Dickinson and Lines coordinate together through the Border Security Alliance, which teams up elected officials with former cops to raise awareness on border security concerns, like drug smugglers bypassing the border.
Nearly 15,000 pounds of fentanyl has been seized along the southern border this year — a 206% increase since 2020, according to CBP. On Monday, the Arizona border town of Nogales reported five seizures in four days, totaling over 3 million fentanyl pills and nearly 20 pounds of fentanyl powder, according to CBP Port Director Michael Humphries.
“Everyone knows someone who has been affected in one way or another by fentanyl,” Lines said. He said a Yuma mother of four recently died from a fentanyl overdose as a first-time user, unaware the pain medication she’d gotten from the black market was laced.

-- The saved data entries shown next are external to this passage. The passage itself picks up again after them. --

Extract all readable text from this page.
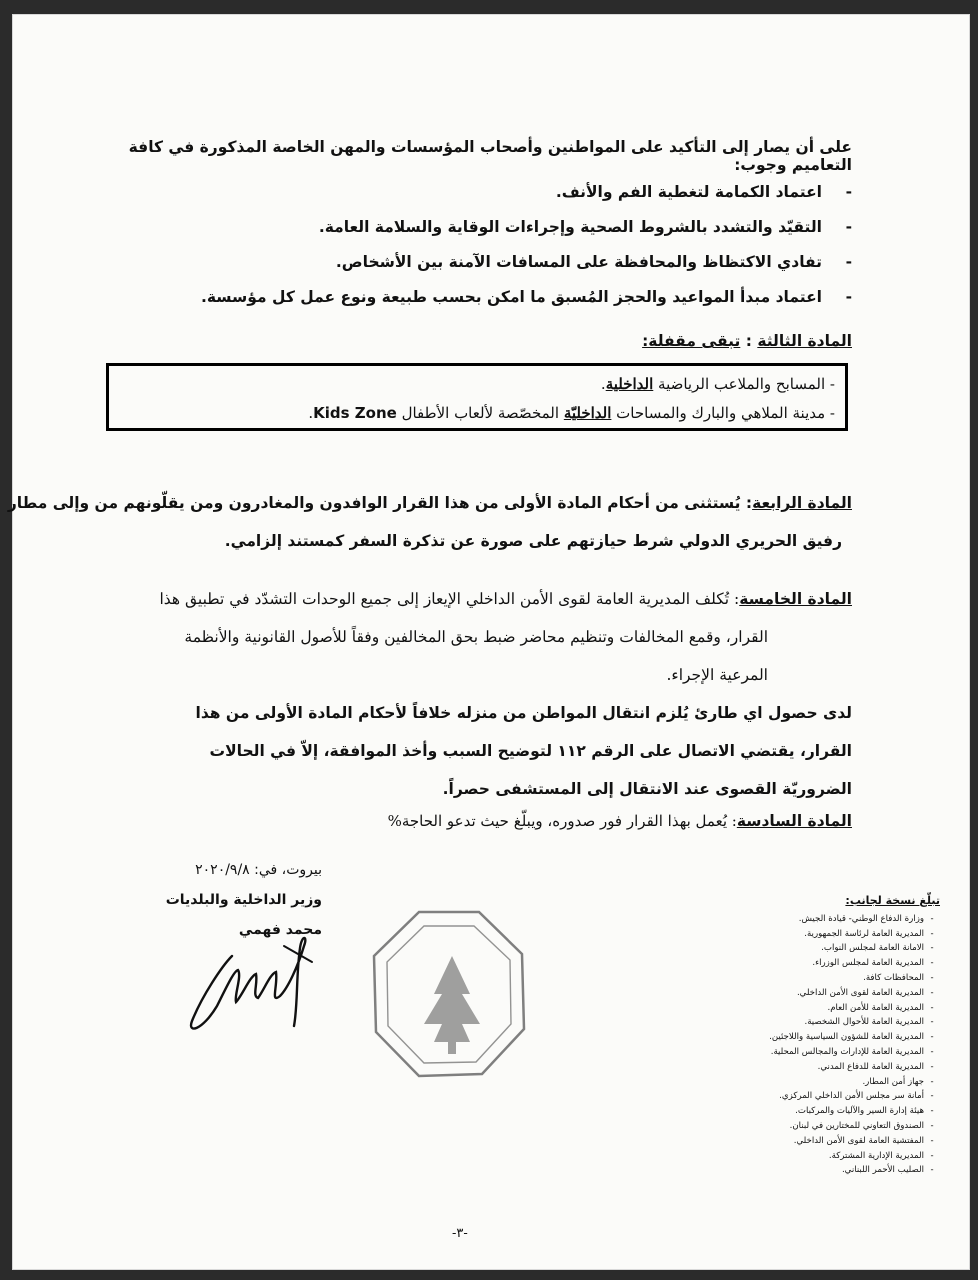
على أن يصار إلى التأكيد على المواطنين وأصحاب المؤسسات والمهن الخاصة المذكورة في كافة التعاميم وجوب:
-اعتماد الكمامة لتغطية الفم والأنف.
-التقيّد والتشدد بالشروط الصحية وإجراءات الوقاية والسلامة العامة.
-تفادي الاكتظاظ والمحافظة على المسافات الآمنة بين الأشخاص.
-اعتماد مبدأ المواعيد والحجز المُسبق ما امكن بحسب طبيعة ونوع عمل كل مؤسسة.
المادة الثالثة : تبقى مقفلة:
- المسابح والملاعب الرياضية الداخلية.
- مدينة الملاهي والبارك والمساحات الداخليّة المخصّصة لألعاب الأطفال Kids Zone.
المادة الرابعة: يُستثنى من أحكام المادة الأولى من هذا القرار الوافدون والمغادرون ومن يقلّونهم من وإلى مطار
رفيق الحريري الدولي شرط حيازتهم على صورة عن تذكرة السفر كمستند إلزامي.
المادة الخامسة: تُكلف المديرية العامة لقوى الأمن الداخلي الإيعاز إلى جميع الوحدات التشدّد في تطبيق هذا
القرار، وقمع المخالفات وتنظيم محاضر ضبط بحق المخالفين وفقاً للأصول القانونية والأنظمة
المرعية الإجراء.
لدى حصول اي طارئ يُلزم انتقال المواطن من منزله خلافاً لأحكام المادة الأولى من هذا
القرار، يقتضي الاتصال على الرقم ١١٢ لتوضيح السبب وأخذ الموافقة، إلاّ في الحالات
الضروريّة القصوى عند الانتقال إلى المستشفى حصراً.
المادة السادسة: يُعمل بهذا القرار فور صدوره، ويبلّغ حيث تدعو الحاجة%
بيروت، في: ٢٠٢٠/٩/٨
وزير الداخلية والبلديات
محمد فهمي
تبلّغ نسخة لجانب:
-وزارة الدفاع الوطني- قيادة الجيش.
-المديرية العامة لرئاسة الجمهورية.
-الامانة العامة لمجلس النواب.
-المديرية العامة لمجلس الوزراء.
-المحافظات كافة.
-المديرية العامة لقوى الأمن الداخلي.
-المديرية العامة للأمن العام.
-المديرية العامة للأحوال الشخصية.
-المديرية العامة للشؤون السياسية واللاجئين.
-المديرية العامة للإدارات والمجالس المحلية.
-المديرية العامة للدفاع المدني.
-جهاز أمن المطار.
-أمانة سر مجلس الأمن الداخلي المركزي.
-هيئة إدارة السير والآليات والمركبات.
-الصندوق التعاوني للمختارين في لبنان.
-المفتشية العامة لقوى الأمن الداخلي.
-المديرية الإدارية المشتركة.
-الصليب الأحمر اللبناني.
-٣-
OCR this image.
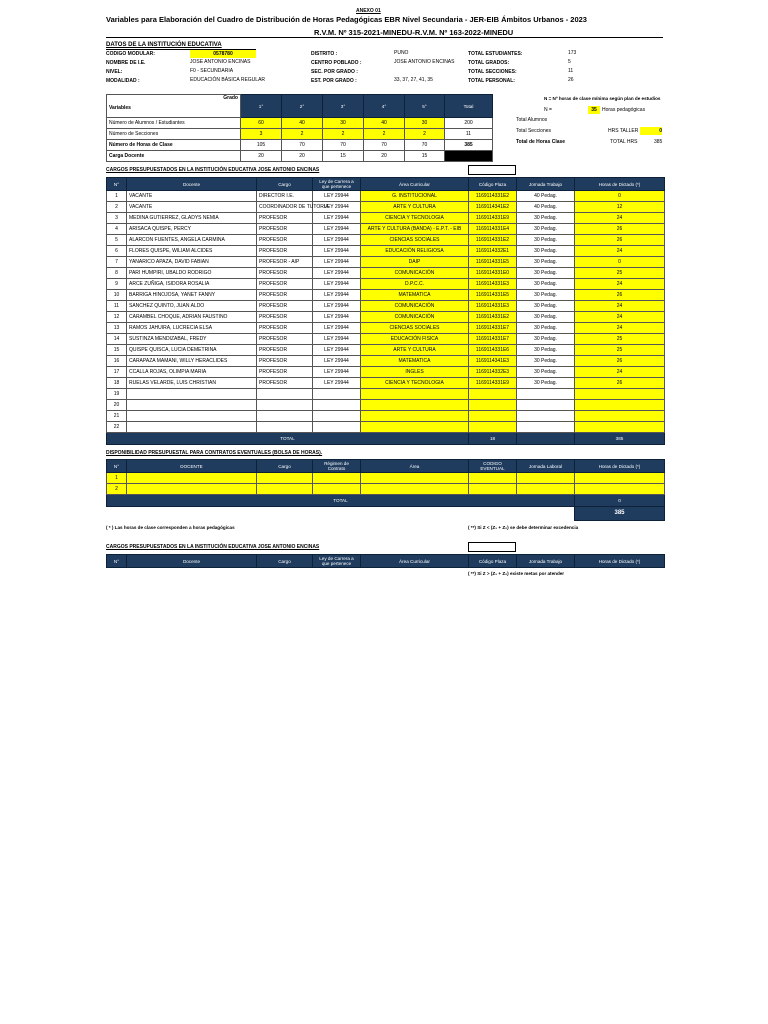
ANEXO 01
Variables para Elaboración del Cuadro de Distribución de Horas Pedagógicas EBR Nivel Secundaria - JER-EIB Ámbitos Urbanos - 2023
R.V.M. Nº 315-2021-MINEDU-R.V.M. Nº 163-2022-MINEDU
DATOS DE LA INSTITUCIÓN EDUCATIVA
CODIGO MODULAR:	0578780
NOMBRE DE I.E.	JOSE ANTONIO ENCINAS
NIVEL:	F0 - SECUNDARIA
MODALIDAD :	EDUCACIÓN BÁSICA REGULAR
DISTRITO :	PUNO
CENTRO POBLADO :	JOSE ANTONIO ENCINAS
SEC. POR GRADO :
EST. POR GRADO :	33, 37, 27, 41, 35
TOTAL ESTUDIANTES:	173
TOTAL GRADOS:	5
TOTAL SECCIONES:	11
TOTAL PERSONAL:	26
Grado
Variables	1°	2°	3°	4°	5°	Total	
Número de Alumnos / Estudiantes	60	40	30	40	30	200	
Número de Secciones	3	2	2	2	2	11	
Número de Horas de Clase	105	70	70	70	70	385	
Carga Docente	20	20	15	20	15		
N = Nº horas de clase mínima según plan de estudios
N =	35	Horas pedagógicas
Total Alumnos
Total Secciones	HRS TALLER	0
Total de Horas Clase	TOTAL HRS	385
CARGOS PRESUPUESTADOS EN LA INSTITUCIÓN EDUCATIVA JOSE ANTONIO ENCINAS
N°	Docente	Cargo	Ley de Carrera a que pertenece	Área Curricular	Código Plaza	Jornada Trabajo	Horas de Dictado (*)
1	VACANTE	DIRECTOR I.E.	LEY 29944	G. INSTITUCIONAL	1169114331E2	40 Pedag.	0
2	VACANTE	COORDINADOR DE TUTORIA	LEY 29944	ARTE Y CULTURA	1169114341E2	40 Pedag.	12
3	MEDINA GUTIERREZ, GLADYS NEMIA	PROFESOR	LEY 29944	CIENCIA Y TECNOLOGIA	1169114331E9	30 Pedag.	24
4	ARISACA QUISPE, PERCY	PROFESOR	LEY 29944	ARTE Y CULTURA (BANDA) - E.P.T. - EIB	1169114331E4	30 Pedag.	26
5	ALARCON FUENTES, ANGELA CARMINA	PROFESOR	LEY 29944	CIENCIAS SOCIALES	1169114331E2	30 Pedag.	26
6	FLORES QUISPE, WILIAM ALCIDES	PROFESOR	LEY 29944	EDUCACIÓN RELIGIOSA	1169114332E1	30 Pedag.	24
7	YANARICO APAZA, DAVID FABIAN	PROFESOR - AIP	LEY 29944	DAIP	1169114331E5	30 Pedag.	0
8	PARI HUMPIRI, UBALDO RODRIGO	PROFESOR	LEY 29944	COMUNICACIÓN	1169114331E0	30 Pedag.	25
9	ARCE ZUÑIGA, ISIDORA ROSALIA	PROFESOR	LEY 29944	D.P.C.C.	1169114331E3	30 Pedag.	24
10	BARRIGA HINOJOSA, YANET FANNY	PROFESOR	LEY 29944	MATEMATICA	1169114331E5	30 Pedag.	26
11	SANCHEZ QUINTO, JUAN ALDO	PROFESOR	LEY 29944	COMUNICACIÓN	1169114331E3	30 Pedag.	24
12	CARAMBEL CHOQUE, ADRIAN FAUSTINO	PROFESOR	LEY 29944	COMUNICACIÓN	1169114331E2	30 Pedag.	24
13	RAMOS JAHUIRA, LUCRECIA ELSA	PROFESOR	LEY 29944	CIENCIAS SOCIALES	1169114331E7	30 Pedag.	24
14	SUSTINZA MENDIZABAL, FREDY	PROFESOR	LEY 29944	EDUCACIÓN FISICA	1169114331E7	30 Pedag.	25
15	QUISPE QUISCA, LUCIA DEMETRINA	PROFESOR	LEY 29944	ARTE Y CULTURA	1169114331E6	30 Pedag.	25
16	CARAPAZA MAMANI, WILLY HERACLIDES	PROFESOR	LEY 29944	MATEMATICA	1169114341E3	30 Pedag.	26
17	CCALLA ROJAS, OLIMPIA MARIA	PROFESOR	LEY 29944	INGLES	1169114332E3	30 Pedag.	24
18	RUELAS VELARDE, LUIS CHRISTIAN	PROFESOR	LEY 29944	CIENCIA Y TECNOLOGIA	1169114331E9	30 Pedag.	26
19							
20							
21							
22							
TOTAL					18		385
DISPONIBILIDAD PRESUPUESTAL PARA CONTRATOS EVENTUALES (BOLSA DE HORAS).
N°	DOCENTE	Cargo	Régimen de Contrato	Área	CODIGO EVENTUAL	Jornada Laboral	Horas de Dictado (*)
1							
2							
TOTAL							0
							385
( * ) Las horas de clase corresponden a horas pedagógicas	( **) Si Z < (Z₁ + Z₂) se debe determinar excedencia
CARGOS PRESUPUESTADOS EN LA INSTITUCIÓN EDUCATIVA JOSE ANTONIO ENCINAS
N°	Docente	Cargo	Ley de Carrera a que pertenece	Área Curricular	Código Plaza	Jornada Trabajo	Horas de Dictado (*)
( **) Si Z > (Z₁ + Z₂) existe metas por atender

“We see those types of poisonings happening all of the time, all over our community, all throughout the state and then nationwide,” Lines said.
Nationwide synthetic opioid deaths, led by fentanyl overdoses, have increased by nearly 50% from June 2020 to 2022, according to the Centers for Disease Control and Prevention.
Dickinson told Fox News “illegal immigration is not a partisan issue.”
“Right now we are in a bad spot,” Dickinson said. “This is a national security issue.”
Lines told Fox News Biden’s border policies failed to prohibit the “passing of the narcotics and the bad actors and just people in general from coming to the United States, skirting the immigration system that we have in place.”
“How many deaths do we have to endure before they step up and do their job?” Lines said.